Şizoaffektif bozukluk genellikle şizofreniden daha iyi bir prognoza sahiptir. Aksine, tahmini genellikle duygudurum bozukluklarından daha kötüdür, diğer şeylerin yanı sıra, algı problemleriyle ilgili semptomların, bu rahatsızlığı olmayan bir insanda beklenebilecek olan şeyde çok ani bir niteliksel değişiklik olduğunu varsayırken, zihinsel durumdaki değişiklikler oldukça nicel tipte bir problem olarak anlaşılabilir..

Genel olarak, meydana gelen düzelme, işlevsel ve nörolojik açıdan anlaşılmaktadır. Daha sonra her ikisi arasında bir ara konuma yerleştirebiliriz.

Psikotik semptomların prevalansı yüksek, hastalığın kronikliği daha fazla. Hastalığın seyrinin süresi de etkiler. Süre uzadıkça kroniklik artar.

Tedavi ve psikoterapi

Bugüne kadar Şizoaffektif Bozukluğu teşhis etmemize yardımcı olacak testler veya biyolojik önlemler yoktur. Şizoaffektif Bozukluk ile şizofreni arasında, ilişkili özellikleri (beyin, yapısal veya işlevsel anomaliler, bilişsel eksiklikler ve genetik faktörler gibi) bakımından nörobiyolojik temel bir fark olup olmadığına dair kesin bir şey yoktur. bu nedenle, Bu durumda oldukça etkili tedaviler planlamak çok zordur.

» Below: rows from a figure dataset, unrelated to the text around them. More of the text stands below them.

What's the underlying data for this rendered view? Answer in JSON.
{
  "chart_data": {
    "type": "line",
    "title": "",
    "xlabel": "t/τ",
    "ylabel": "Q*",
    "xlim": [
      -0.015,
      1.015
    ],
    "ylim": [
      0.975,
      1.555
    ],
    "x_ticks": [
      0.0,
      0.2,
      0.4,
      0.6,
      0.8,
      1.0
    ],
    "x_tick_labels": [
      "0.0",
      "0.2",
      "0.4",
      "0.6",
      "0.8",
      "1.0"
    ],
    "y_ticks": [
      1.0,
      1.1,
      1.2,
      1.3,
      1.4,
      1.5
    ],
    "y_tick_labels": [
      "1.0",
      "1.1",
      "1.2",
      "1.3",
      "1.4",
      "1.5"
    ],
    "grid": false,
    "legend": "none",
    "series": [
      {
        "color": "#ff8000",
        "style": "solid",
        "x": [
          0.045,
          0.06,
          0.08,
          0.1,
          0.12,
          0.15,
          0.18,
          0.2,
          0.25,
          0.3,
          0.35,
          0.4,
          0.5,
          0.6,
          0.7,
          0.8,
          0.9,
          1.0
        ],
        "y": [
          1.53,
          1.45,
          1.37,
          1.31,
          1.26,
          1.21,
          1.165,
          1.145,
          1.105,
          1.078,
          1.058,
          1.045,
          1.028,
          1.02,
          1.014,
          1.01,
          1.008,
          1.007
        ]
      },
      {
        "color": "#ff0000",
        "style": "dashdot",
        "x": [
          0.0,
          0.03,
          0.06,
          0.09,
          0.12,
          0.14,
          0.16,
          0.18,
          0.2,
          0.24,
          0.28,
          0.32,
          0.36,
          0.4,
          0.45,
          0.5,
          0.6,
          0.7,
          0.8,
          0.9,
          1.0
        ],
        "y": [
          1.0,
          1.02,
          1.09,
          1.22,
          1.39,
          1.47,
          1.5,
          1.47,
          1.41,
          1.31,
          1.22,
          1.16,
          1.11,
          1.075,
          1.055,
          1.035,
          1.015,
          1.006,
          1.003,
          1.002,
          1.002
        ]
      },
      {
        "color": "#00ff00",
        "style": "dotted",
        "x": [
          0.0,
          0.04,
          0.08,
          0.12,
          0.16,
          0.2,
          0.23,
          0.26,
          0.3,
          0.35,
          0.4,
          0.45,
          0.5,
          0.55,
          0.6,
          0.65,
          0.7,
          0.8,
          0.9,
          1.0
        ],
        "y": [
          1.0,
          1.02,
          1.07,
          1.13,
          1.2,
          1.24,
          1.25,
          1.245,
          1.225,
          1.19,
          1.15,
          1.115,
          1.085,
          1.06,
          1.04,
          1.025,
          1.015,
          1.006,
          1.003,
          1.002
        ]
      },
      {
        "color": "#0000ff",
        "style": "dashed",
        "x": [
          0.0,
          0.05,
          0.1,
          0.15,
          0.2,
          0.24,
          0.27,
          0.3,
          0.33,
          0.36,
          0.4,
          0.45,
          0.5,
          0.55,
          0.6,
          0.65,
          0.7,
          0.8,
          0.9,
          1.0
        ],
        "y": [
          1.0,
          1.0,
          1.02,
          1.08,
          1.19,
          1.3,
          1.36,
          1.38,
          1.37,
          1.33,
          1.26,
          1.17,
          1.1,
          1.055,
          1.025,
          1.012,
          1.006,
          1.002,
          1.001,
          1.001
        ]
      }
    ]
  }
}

Bu nedenle, klinik müdahale semptomları hafifletme ve hastaları yeni yaşam standartlarının kabulü ve duygularının ve öz bakım ve sosyal davranışların yönetiminin kabulü konusunda eğitme olasılığına odaklanır.

Şizoaffektif Bozukluğun farmakolojik tedavisi için, genellikle antipsikotikler, antidepresanlar ve ruh dengeleyiciler kullanılırken, en çok belirtilen Şizoaffektif Bozukluğun psikoterapisi bilişsel-davranışsal tipte olacaktır. Bu son eylemi uygulamak için, hastalığın iki ayağı tedavi edilmelidir.

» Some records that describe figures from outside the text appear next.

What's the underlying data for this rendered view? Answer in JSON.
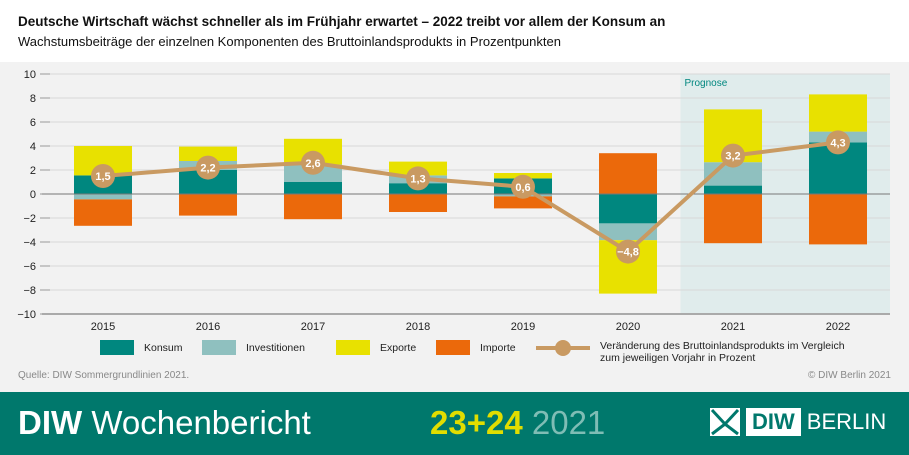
{
  "header": {
    "title": "Deutsche Wirtschaft wächst schneller als im Frühjahr erwartet – 2022 treibt vor allem der Konsum an",
    "subtitle": "Wachstumsbeiträge der einzelnen Komponenten des Bruttoinlandsprodukts in Prozentpunkten"
  },
  "chart_data": {
    "type": "bar",
    "stacked": true,
    "categories": [
      "2015",
      "2016",
      "2017",
      "2018",
      "2019",
      "2020",
      "2021",
      "2022"
    ],
    "ylim": [
      -10,
      10
    ],
    "yticks": [
      "10",
      "8",
      "6",
      "4",
      "2",
      "0",
      "−2",
      "−4",
      "−6",
      "−8",
      "−10"
    ],
    "ytick_values": [
      10,
      8,
      6,
      4,
      2,
      0,
      -2,
      -4,
      -6,
      -8,
      -10
    ],
    "grid": true,
    "annotation": "Prognose",
    "forecast_categories": [
      "2021",
      "2022"
    ],
    "series": [
      {
        "name": "Konsum",
        "color": "#00877f",
        "values": [
          1.55,
          2.0,
          1.0,
          0.9,
          1.3,
          -2.45,
          0.7,
          4.3
        ]
      },
      {
        "name": "Investitionen",
        "color": "#8fc0bf",
        "values": [
          -0.45,
          0.75,
          1.45,
          0.65,
          -0.2,
          -1.4,
          1.95,
          0.9
        ]
      },
      {
        "name": "Exporte",
        "color": "#e8e100",
        "values": [
          2.45,
          1.2,
          2.15,
          1.15,
          0.45,
          -4.45,
          4.4,
          3.1
        ]
      },
      {
        "name": "Importe",
        "color": "#eb690b",
        "values": [
          -2.2,
          -1.8,
          -2.1,
          -1.5,
          -1.0,
          3.4,
          -4.1,
          -4.2
        ]
      }
    ],
    "line": {
      "name": "Veränderung des Bruttoinlandsprodukts im Vergleich zum jeweiligen Vorjahr in Prozent",
      "name_line1": "Veränderung des Bruttoinlandsprodukts im Vergleich",
      "name_line2": "zum jeweiligen Vorjahr in Prozent",
      "color": "#c99a62",
      "values": [
        1.5,
        2.2,
        2.6,
        1.3,
        0.6,
        -4.8,
        3.2,
        4.3
      ],
      "labels": [
        "1,5",
        "2,2",
        "2,6",
        "1,3",
        "0,6",
        "−4,8",
        "3,2",
        "4,3"
      ]
    }
  },
  "footer": {
    "source": "Quelle: DIW Sommergrundlinien 2021.",
    "copyright": "© DIW Berlin 2021",
    "brand_bold": "DIW",
    "brand_name": "Wochenbericht",
    "issue": "23+24",
    "year": "2021",
    "logo_diw": "DIW",
    "logo_berlin": "BERLIN"
  },
  "colors": {
    "footer_bg": "#00786c",
    "forecast_bg": "#e0ecec",
    "issue": "#e1dd00"
  }
}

  • Bir yandan, duygudurum bozukluğu tedavisi, hastanın depresif ya da manik semptomları tespit etmesine ve üzerinde çalışmasına yardımcı olmak.
  • Öte yandan, psikotik tip semptomların tedavisi sanrıları ve halüsinasyonları azaltmaya ve kontrol altına almaya yardımcı olabilir. Bu mahkumiyetin zamanla değiştiği ve bilişsel-davranışsal müdahalelerle değiştirilip azaltılabildiği bilinmektedir. Örneğin, deliryum ile baş etmek, hastanın gerçekliğini nasıl oluşturduğunu açıklamakta ve bilişsel hatalara ve yaşam geçmişine dayanan anlamlarla deneyimlerini desteklemekte yardımcı olabilir. Bu yaklaşım halüsinasyonlarla benzer şekilde yapılabilir.